Pebble also asserts that the initiative fails the fair
and substantial relationship test because it is grossly
underinclusive and there is no good reason for this
underinclusive classification. Pebble argues that the initiative
is impermissibly underinclusive because it treats (1) existing
mines different[ly] from prospective mines, (2) non-metallic
mines different[ly] from metallic mines, (3) 640 acre mines
different[ly] from 639 acre mines, and (4) mines different[ly]

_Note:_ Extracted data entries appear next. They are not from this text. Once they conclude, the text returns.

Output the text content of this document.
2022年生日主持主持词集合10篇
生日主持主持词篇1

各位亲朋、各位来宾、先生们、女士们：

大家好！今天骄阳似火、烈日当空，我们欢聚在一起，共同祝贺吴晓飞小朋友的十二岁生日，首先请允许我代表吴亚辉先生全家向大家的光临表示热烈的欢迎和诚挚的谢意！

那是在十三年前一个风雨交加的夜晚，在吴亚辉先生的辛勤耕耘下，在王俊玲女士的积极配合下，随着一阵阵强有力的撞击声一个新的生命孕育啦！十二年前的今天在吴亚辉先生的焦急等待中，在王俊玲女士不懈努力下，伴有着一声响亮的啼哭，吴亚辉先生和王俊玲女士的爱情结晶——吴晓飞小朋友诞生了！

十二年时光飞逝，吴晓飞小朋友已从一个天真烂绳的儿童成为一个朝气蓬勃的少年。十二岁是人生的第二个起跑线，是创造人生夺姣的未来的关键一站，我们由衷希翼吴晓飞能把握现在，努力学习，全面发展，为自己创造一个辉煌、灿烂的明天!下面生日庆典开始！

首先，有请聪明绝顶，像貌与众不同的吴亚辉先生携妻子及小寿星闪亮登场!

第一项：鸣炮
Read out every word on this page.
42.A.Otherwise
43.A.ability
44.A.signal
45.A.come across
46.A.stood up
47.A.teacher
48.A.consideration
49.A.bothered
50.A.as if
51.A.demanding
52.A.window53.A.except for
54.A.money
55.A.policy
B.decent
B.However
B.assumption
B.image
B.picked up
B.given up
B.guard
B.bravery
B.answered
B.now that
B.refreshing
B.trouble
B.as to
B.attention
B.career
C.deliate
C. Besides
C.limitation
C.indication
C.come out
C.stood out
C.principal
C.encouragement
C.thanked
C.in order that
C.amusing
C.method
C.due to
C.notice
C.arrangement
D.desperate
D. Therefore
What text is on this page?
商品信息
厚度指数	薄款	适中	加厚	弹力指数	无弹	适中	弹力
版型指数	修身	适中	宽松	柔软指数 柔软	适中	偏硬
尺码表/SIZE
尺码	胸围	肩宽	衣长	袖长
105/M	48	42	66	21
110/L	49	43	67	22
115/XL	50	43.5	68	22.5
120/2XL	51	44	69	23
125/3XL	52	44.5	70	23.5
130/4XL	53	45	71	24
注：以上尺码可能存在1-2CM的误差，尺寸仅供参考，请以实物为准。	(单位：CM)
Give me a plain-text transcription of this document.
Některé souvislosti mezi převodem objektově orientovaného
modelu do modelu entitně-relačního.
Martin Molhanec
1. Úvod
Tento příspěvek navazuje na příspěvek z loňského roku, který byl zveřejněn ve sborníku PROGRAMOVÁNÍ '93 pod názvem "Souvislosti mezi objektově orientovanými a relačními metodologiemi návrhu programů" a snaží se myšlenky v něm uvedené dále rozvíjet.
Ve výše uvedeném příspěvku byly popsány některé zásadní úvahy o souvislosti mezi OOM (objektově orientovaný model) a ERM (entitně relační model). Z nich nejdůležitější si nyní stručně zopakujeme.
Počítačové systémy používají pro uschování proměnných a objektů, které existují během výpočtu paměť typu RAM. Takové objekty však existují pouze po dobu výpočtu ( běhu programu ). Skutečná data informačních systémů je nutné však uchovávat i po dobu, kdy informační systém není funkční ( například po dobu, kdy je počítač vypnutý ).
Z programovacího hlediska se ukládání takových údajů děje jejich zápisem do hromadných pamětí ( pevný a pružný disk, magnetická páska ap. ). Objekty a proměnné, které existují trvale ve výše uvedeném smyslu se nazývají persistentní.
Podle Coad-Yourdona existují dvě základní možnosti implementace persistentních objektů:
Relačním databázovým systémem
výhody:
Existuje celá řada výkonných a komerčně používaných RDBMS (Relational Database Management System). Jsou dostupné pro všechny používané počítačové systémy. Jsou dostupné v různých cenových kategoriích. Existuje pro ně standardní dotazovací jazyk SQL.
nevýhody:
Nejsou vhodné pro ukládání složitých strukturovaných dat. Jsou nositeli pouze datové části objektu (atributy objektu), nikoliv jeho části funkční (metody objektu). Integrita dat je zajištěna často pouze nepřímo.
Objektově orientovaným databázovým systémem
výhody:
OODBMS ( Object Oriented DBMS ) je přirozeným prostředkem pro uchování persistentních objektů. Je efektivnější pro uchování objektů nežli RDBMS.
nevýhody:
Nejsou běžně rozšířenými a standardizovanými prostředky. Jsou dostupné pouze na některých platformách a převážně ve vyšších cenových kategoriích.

from all other potential polluters.
However, we agree with the lieutenant governor that
legislatures routinely must draw lines and create
classifications. As the United States Supreme Court has noted in
the equal protection context, we are guided by the familiar
principles that a statute is not invalid under the Constitution
because it might have gone farther than it did, that a
legislature need not strike at all evils at the same time, and
that reform may take one step at a time, addressing itself to the
phase of the problem which seems most acute to the legislative
mind. 77 Treating existing uses differently from new uses is a
fairly routine legislative practice known as grandfathering that
can be readily justified in terms of enhancing compliance,
avoiding economic disruption, and protecting settled expectations
and investments. Thus, we have noted in the equal protection
context that [a]cts conferring grandfather rights have generally
withstood equal protection challenges.78 As for distinguishing
metallic from non-metallic mines, the sponsors point out that
there is a policy basis for paying special attention to metallic
mining because it poses its own characteristic risks, such as the
high toxicity of metallic discharges for fish populations. The
National Research Council has noted that different types of
exploration and different types of mining and processing present
different levels of environmental risk and require differing
regulatory approaches.79 We do not consider it arbitrary to draw
a line based on mine size either. Legislation often draws lines
based on size or quantity (such as income tax brackets). It
stands to reason that larger mines pose greater pollution risks
than smaller ones and might be subject to greater regulation.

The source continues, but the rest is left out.